A estratégia da sua segunda e última cruzada, ele morreu no Egito em 1270, pode, na verdade ter sido ditada pelas necessidades políticas de Carlos no Mediterrâneo ocidental.

O Governo local francês foi fortalecido e a cadeia de comando na administração regularizada à medida que os meirinhos e senescais eram colocados sobre grupos de magistrados militares. No entanto, alguns abusos dos meirinhos levaram Luís, a partir de 1247, a nomear enquêteurs (inquisidores), nomeadamente frades, para os controlarem. Embora os príncipes tenham continuado a governar os seus territórios, a partir da época de São Luís as ordenações reais eram consideradas válidas fora do domínio real e os príncipes tinham de as fazer cumprir. Normalizou a cunhagem fazendo que as emissões de moeda real fossem as únicas válidas dentro do domínio real; em outros locais, circulavam juntamente com as cunhagens dos príncipes.

O reinado de Luís IX foi importante para a profissionalização e regulação da justiça francesa. As sessões judiciais do conselho real passaram a ser fixas em Paris, a partir de 1248, onde comitês de cavaleiros e clérigos emitiam julgamentos em nome de todo o conselho. As reuniões gerais do conselho real tornaram-se raras, sendo utilizadas, sobretudo, para assuntos de Estado solenes, tais como como a emissão de ordenações. Os procedimentos dos tribunal do rei (o Parlamento) foram colocados por escrito, pela primeira vez, durante o seu reinado e desde 1254 que sobrevivem. O Parlamento de Paris tornou-se o supremo tribunal do reino, e os apelos feitos para ele tornaram-se mais numerosos com a aproximação do final do reinado de Luís. Os casos reservados para a Coroa foram alargados e o Parlamento obteve o direito de intervir quando os juízes achavam que se estava a negar justiça, mesmo que não se fizesse qualquer apelo. O Parlamento começou a enviar comissários para as províncias para obterem inquéritos juramentados. Esta função desenvolveu-se no século XIV, num departamento distinto, a “Câmara dos Inquéritos”.

O fato das leis usuais das várias províncias se terem desenvolvido tanto tempo, antes de a jurisdição real se ter tornado um decreto, significou que a França não iria encontrar nenhuma “leis dos comuns” semelhante na Inglaterra. Totalmente diferenciada das variações provinciais, também existia uma diferença considerável entre a lei escrita do sul da França e a lei normal das regiões do norte. Desde a época de Filipe III (1270-1285), o sucessor de Luís IX, que o Parlamento possuía um departamento separado para os casos que se encontravam sob a lei escrita ou sob a lei romana.

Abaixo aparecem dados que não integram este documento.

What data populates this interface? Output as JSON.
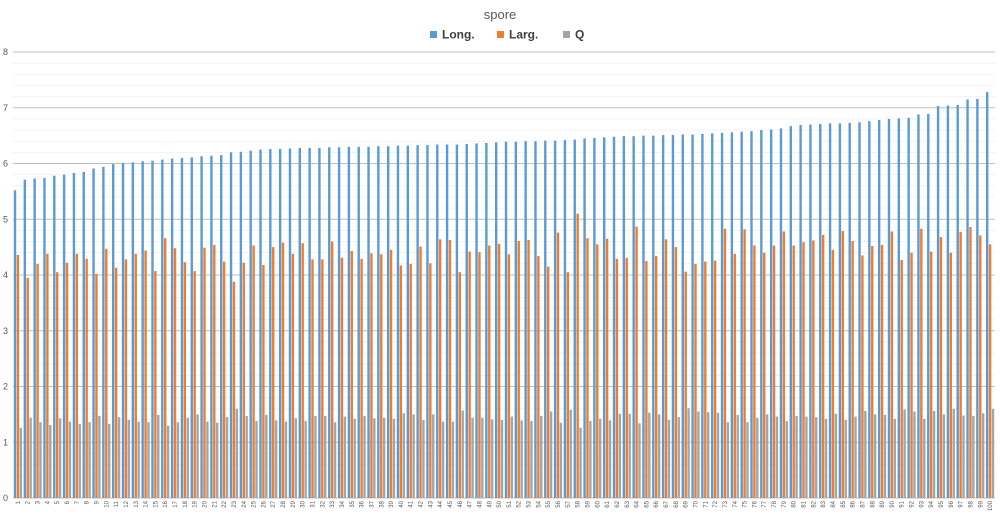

No século XIII, as despesas do governo cresceram tremendamente, tanto na França como na Inglaterra. A mecânica do Governo sobre as populações civis era, todavia, apenas parcialmente responsável por isto. Embora o rendimento normal de Luís IX (aquele que recebia dos domínios reais) fosse cerca do dobro dos de Filipe Augusto, as suas cruzadas eram extremamente caras. Foi um grande construtor de igrejas, o que implicava ter dinheiro. No entanto, apesar da crescente necessidade de recursos, nem a monarquia francesa nem a inglesa tentaram implementar novas formas de angariar dinheiro senão depois de 1270. Os rendimentos mais elevados eram o resultado de uma mais eficiente exploração dos direitos que o rei já possuía.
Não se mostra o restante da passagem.